The integration of compaction with Kafka consumer progress is where the design gets genuinely complex. When a compaction job rewrites 100 small Parquet files into 1 large file, the offset index or embedded offset column must be updated atomically with the new Iceberg snapshot that reflects the new file layout. Consumers reading from any of the old files during the compaction window have two options: complete their reads against the pre-compaction files, which requires the storage engine to retain those files until all in-flight reads complete, or fail and retry from their last committed offset.

Retaining pre-compaction files until consumers advance is structurally similar to how Iceberg handles positional delete file merges: old delete files are kept until a compaction snapshot makes them unnecessary, and the engine serves correct results across the transition window. Adapting this approach to streaming consumer progress requires tracking which consumers hold references to which pre-compaction file versions, which is a non-trivial liveness tracking problem at high consumer counts. The retry approach is simpler to implement but places the burden on consumers to have reliable committed offsets and retry logic, which is a reasonable assumption for Kafka consumers but shifts operational responsibility outward.

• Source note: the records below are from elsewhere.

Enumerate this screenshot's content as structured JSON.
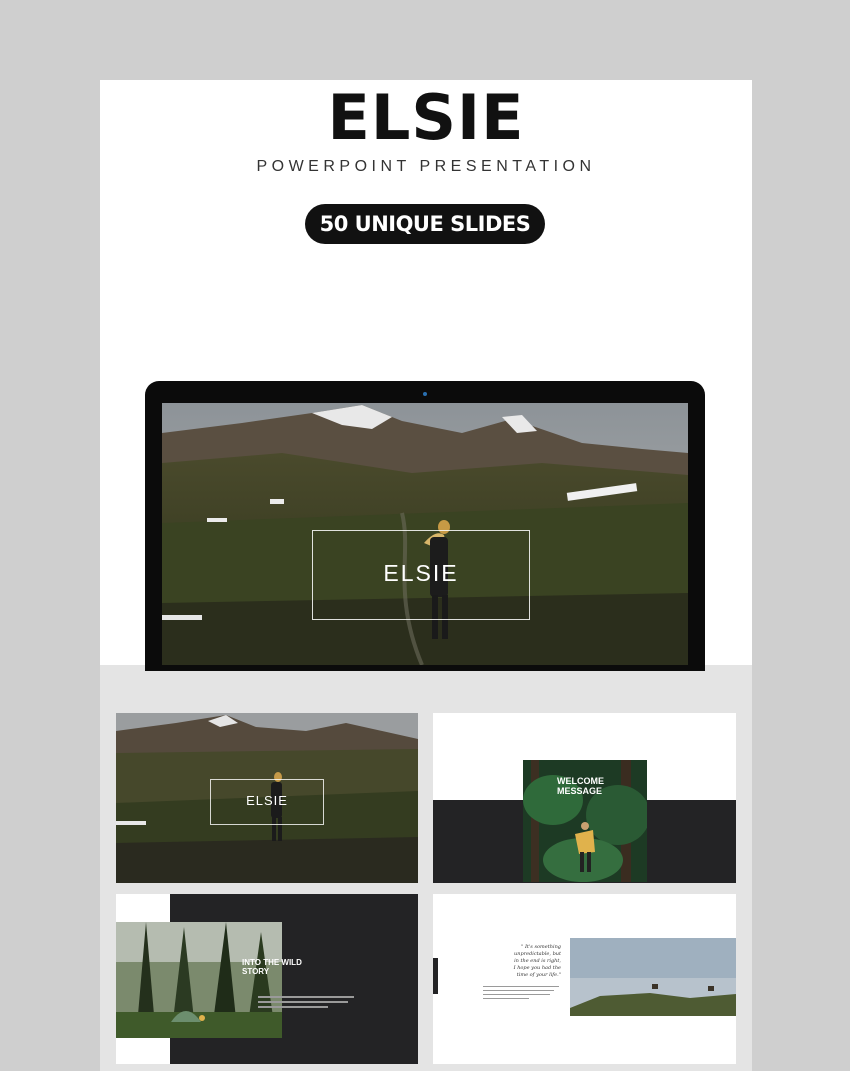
{
  "title": "ELSIE",
  "subtitle": "POWERPOINT PRESENTATION",
  "badge": "50 UNIQUE SLIDES",
  "hero": {
    "label": "ELSIE"
  },
  "slides": [
    {
      "label": "ELSIE"
    },
    {
      "label_line1": "WELCOME",
      "label_line2": "MESSAGE"
    },
    {
      "label_line1": "INTO THE WILD",
      "label_line2": "STORY"
    },
    {
      "quote_lines": [
        "\" It's something",
        "unpredictable, but",
        "in the end is right,",
        "I hope you had the",
        "time of your life.\""
      ]
    }
  ],
  "colors": {
    "background": "#cfcfcf",
    "card": "#ffffff",
    "dark": "#232325",
    "badge": "#111111"
  }
}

What the Design Has to Get Right

The elimination of the Kafka-to-Iceberg ETL pipeline is a legitimate goal. For teams running high-volume streams with long analytical retention, dual storage is expensive, freshness latency matters, and the streaming job bridging the two tiers adds failure surface and operational complexity. Collapsing stream storage and table storage into a single Iceberg-native layer removes all three costs simultaneously, and lets tools like Trino or DuckDB scan the same files that Kafka producers just wrote, without any intermediate copy.

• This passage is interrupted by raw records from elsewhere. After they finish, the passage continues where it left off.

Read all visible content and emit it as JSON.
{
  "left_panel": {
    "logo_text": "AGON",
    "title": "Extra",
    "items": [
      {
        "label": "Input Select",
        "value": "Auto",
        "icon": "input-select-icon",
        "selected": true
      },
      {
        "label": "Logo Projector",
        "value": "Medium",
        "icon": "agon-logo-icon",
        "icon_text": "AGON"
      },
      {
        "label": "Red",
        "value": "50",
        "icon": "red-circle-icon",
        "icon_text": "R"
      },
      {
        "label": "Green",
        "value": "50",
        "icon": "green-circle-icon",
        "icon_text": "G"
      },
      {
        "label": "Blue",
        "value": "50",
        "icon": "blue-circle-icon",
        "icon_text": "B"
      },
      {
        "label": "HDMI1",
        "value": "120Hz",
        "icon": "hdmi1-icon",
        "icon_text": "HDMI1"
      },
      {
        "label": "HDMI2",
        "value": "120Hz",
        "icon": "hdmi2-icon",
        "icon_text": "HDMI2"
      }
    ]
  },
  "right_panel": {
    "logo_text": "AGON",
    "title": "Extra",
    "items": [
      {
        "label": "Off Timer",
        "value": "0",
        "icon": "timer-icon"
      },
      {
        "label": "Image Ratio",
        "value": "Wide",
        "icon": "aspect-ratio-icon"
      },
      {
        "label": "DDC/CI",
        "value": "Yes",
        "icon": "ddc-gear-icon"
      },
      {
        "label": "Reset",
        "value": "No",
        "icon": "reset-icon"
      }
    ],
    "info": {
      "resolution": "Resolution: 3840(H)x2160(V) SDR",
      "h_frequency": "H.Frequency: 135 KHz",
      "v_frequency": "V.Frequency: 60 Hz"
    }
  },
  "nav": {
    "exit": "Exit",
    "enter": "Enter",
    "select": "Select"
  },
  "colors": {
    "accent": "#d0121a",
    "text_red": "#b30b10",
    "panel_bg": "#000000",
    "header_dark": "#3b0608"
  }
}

The questions worth tracking as Ursa matures: how it handles the offset-to-row-range mapping (sidecar index, snapshot mapping, or embedded column), what compaction contract it offers to in-flight consumers, and what the write latency profile looks like compared to disk-based Kafka and object-storage-first systems like AutoMQ and WarpStream. The S3 PUT latency floor, roughly 50 to 200 milliseconds, is workable for most streaming use cases, as both of those systems have demonstrated in production. The additional constraint for an Iceberg-first design is that files must be large enough for efficient analytical queries, which is in tension with the commit frequency that low-latency streaming consumers expect.

That tension between streaming freshness and analytical file efficiency is the engineering problem at the center of the design. How it is resolved determines the system’s practical applicability across the range of use cases that Kafka currently serves.